Na primavera de 2020, a pandemia da COVID-19 provocou uma paralisação em todo o mundo. No entanto, o tráfico ilícito de bens culturais não parou. Pelo contrário. Os traficantes desses bens aproveitaram-se da segurança reduzida em sítios arqueológicos e museus para empreender furtos e escavações ilegais, com impunidade.

Os números comprovam: o fascínio por mosaicos, urnas funerárias, esculturas, estatuetas ou manuscritos antigos nunca foi tão grande. A pressão dessa demanda ajudou a alimentar o mercado ilegal de obras de arte e antiguidades, que agora opera principalmente online – por meio de plataformas que, muitas vezes, dão pouca atenção à proveniência original dos objetos.

Organizações criminosas e terroristas se apressaram para tirar proveito dessa brecha, utilizando o comércio ilícito para financiar suas atividades ou lavar (legalizar) suas receitas. Desde 2014, o Estado Islâmico vem organizando pilhagens volumosas e metódicas de sítios arqueológicos e museus nas regiões da Síria e do Iraque que estão sob seu controle.

Acredita-se que o fluxo ilícito de bens culturais é atualmente o terceiro maior em termos de volume, depois das drogas e das armas. Uma questão cultural, este negócio obscuro que prospera em áreas de conflito, também se tornou uma ameaça à paz e à segurança internacional.

A Convenção da UNESCO de 1970 relativa às Medidas a Serem Adotadas para Proibir e Impedir a Importação, Exportação e Transferência de Propriedades Ilícitas dos Bens Culturais, que celebra seu 50° aniversário em 2020, é mais do que nunca fundamental nessa luta.

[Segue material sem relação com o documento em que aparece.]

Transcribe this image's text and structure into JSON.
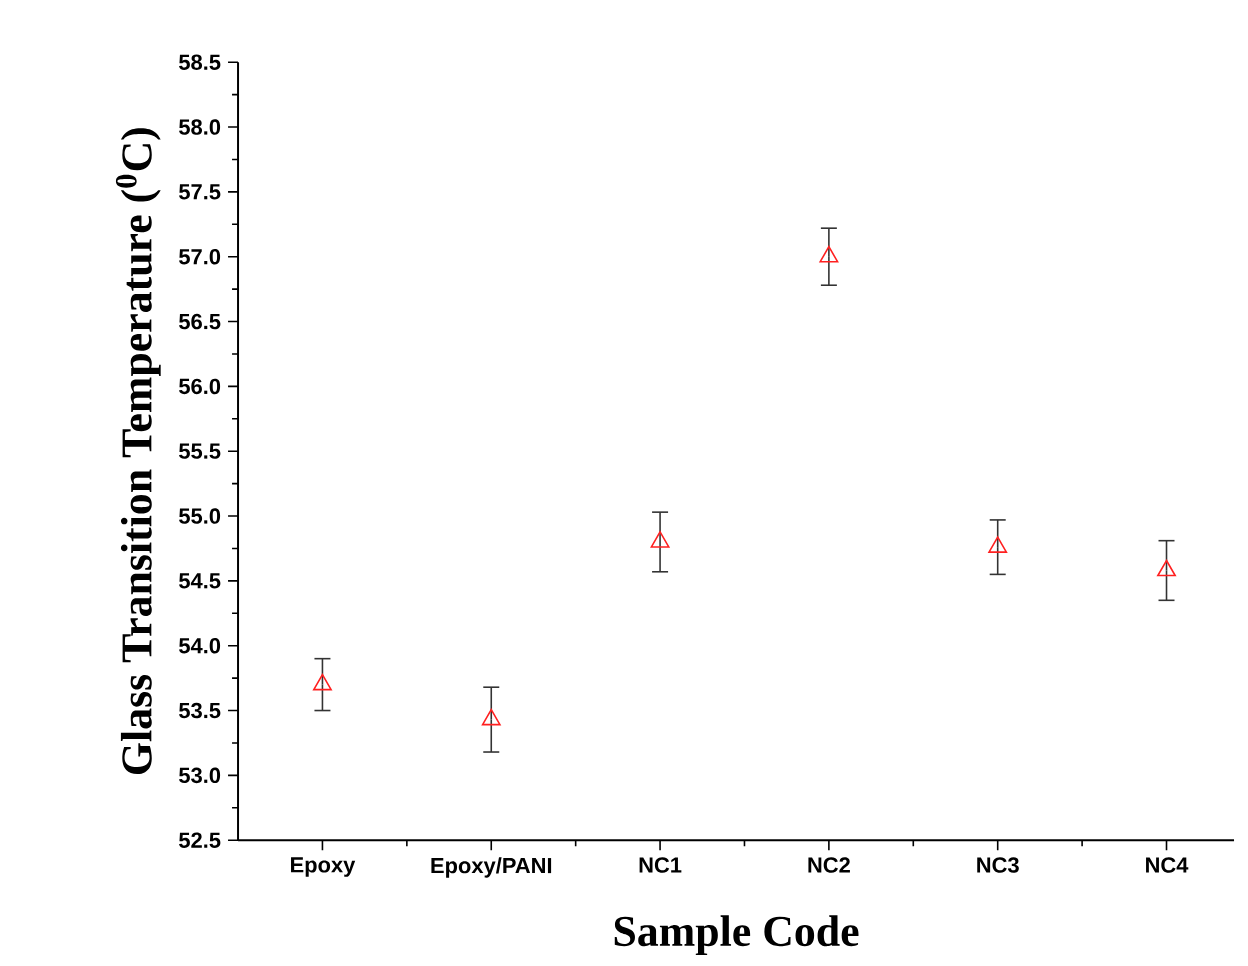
{
  "chart_data": {
    "type": "scatter",
    "xlabel": "Sample Code",
    "ylabel": "Glass Transition Temperature ($^{0}$C)",
    "categories": [
      "Epoxy",
      "Epoxy/PANI",
      "NC1",
      "NC2",
      "NC3",
      "NC4"
    ],
    "values": [
      53.7,
      53.43,
      54.8,
      57.0,
      54.76,
      54.58
    ],
    "errors": [
      0.2,
      0.25,
      0.23,
      0.22,
      0.21,
      0.23
    ],
    "color": "#ff2020",
    "marker": "triangle",
    "ylim": [
      52.5,
      58.5
    ],
    "yticks": [
      52.5,
      {
        "value": 53,
        "label": "53.0"
      },
      53.5,
      {
        "value": 54,
        "label": "54.0"
      },
      54.5,
      {
        "value": 55,
        "label": "55.0"
      },
      55.5,
      {
        "value": 56,
        "label": "56.0"
      },
      56.5,
      {
        "value": 57,
        "label": "57.0"
      },
      57.5,
      {
        "value": 58,
        "label": "58.0"
      },
      58.5
    ]
  }
}
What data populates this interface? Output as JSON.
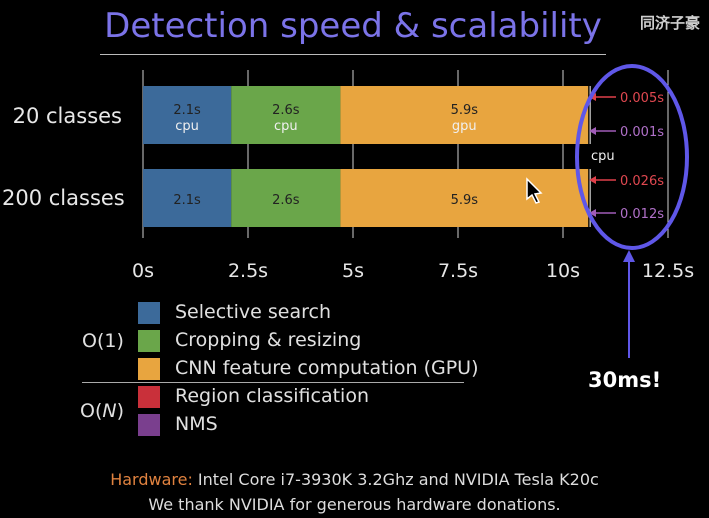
{
  "slide": {
    "title": "Detection speed & scalability",
    "watermark": "同济子豪",
    "callout": "30ms!",
    "footer": {
      "hardware_label": "Hardware:",
      "hardware_text": " Intel Core i7-3930K 3.2Ghz and NVIDIA Tesla K20c",
      "thanks": "We thank NVIDIA for generous hardware donations."
    },
    "complexity": {
      "constant": "O(1)",
      "linear_prefix": "O(",
      "linear_var": "N",
      "linear_suffix": ")"
    }
  },
  "colors": {
    "selective_search": "#3c6a9a",
    "cropping": "#6aa64a",
    "cnn": "#e8a53f",
    "region": "#c9303a",
    "nms": "#7a3f8e",
    "circle": "#5f57e8",
    "title": "#7b73e8"
  },
  "chart_data": {
    "type": "bar",
    "orientation": "horizontal",
    "stacked": true,
    "title": "Detection speed & scalability",
    "categories": [
      "20 classes",
      "200 classes"
    ],
    "x_ticks": [
      "0s",
      "2.5s",
      "5s",
      "7.5s",
      "10s",
      "12.5s"
    ],
    "xlim": [
      0,
      12.5
    ],
    "series": [
      {
        "name": "Selective search",
        "values": [
          2.1,
          2.1
        ],
        "labels": [
          "2.1s",
          "2.1s"
        ],
        "sublabels": [
          "cpu",
          ""
        ],
        "color": "#3c6a9a"
      },
      {
        "name": "Cropping & resizing",
        "values": [
          2.6,
          2.6
        ],
        "labels": [
          "2.6s",
          "2.6s"
        ],
        "sublabels": [
          "cpu",
          ""
        ],
        "color": "#6aa64a"
      },
      {
        "name": "CNN feature computation (GPU)",
        "values": [
          5.9,
          5.9
        ],
        "labels": [
          "5.9s",
          "5.9s"
        ],
        "sublabels": [
          "gpu",
          ""
        ],
        "color": "#e8a53f"
      },
      {
        "name": "Region classification",
        "values": [
          0.005,
          0.026
        ],
        "labels": [
          "0.005s",
          "0.026s"
        ],
        "color": "#c9303a"
      },
      {
        "name": "NMS",
        "values": [
          0.001,
          0.012
        ],
        "labels": [
          "0.001s",
          "0.012s"
        ],
        "color": "#7a3f8e"
      }
    ],
    "tail_note": "cpu",
    "legend_placement": "bottom-left"
  }
}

Em meio século, muito foi alcançado para desenvolver leis preventivas, treinar profissionais, fortalecer a cooperação internacional e incentivar a devolução de obras furtadas ou exportadas ilegalmente. Uma maior consciência sobre os danos culturais, morais e materiais causados por esse tráfico, agora reconhecido como crime de guerra pelas Nações Unidas, é a prova disso. Também o demonstra a decisão tomada pelos Estados-membros da UNESCO de celebrar o Dia Internacional contra o Tráfico Ilícito de Bens Culturais, todos os anos no dia 14 de novembro. 

No entanto, a dificuldade de restringir o tráfico online, as débeis sanções aos infratores e a vulnerabilidade das áreas afetadas exigem hoje um novo nível de mobilização internacional.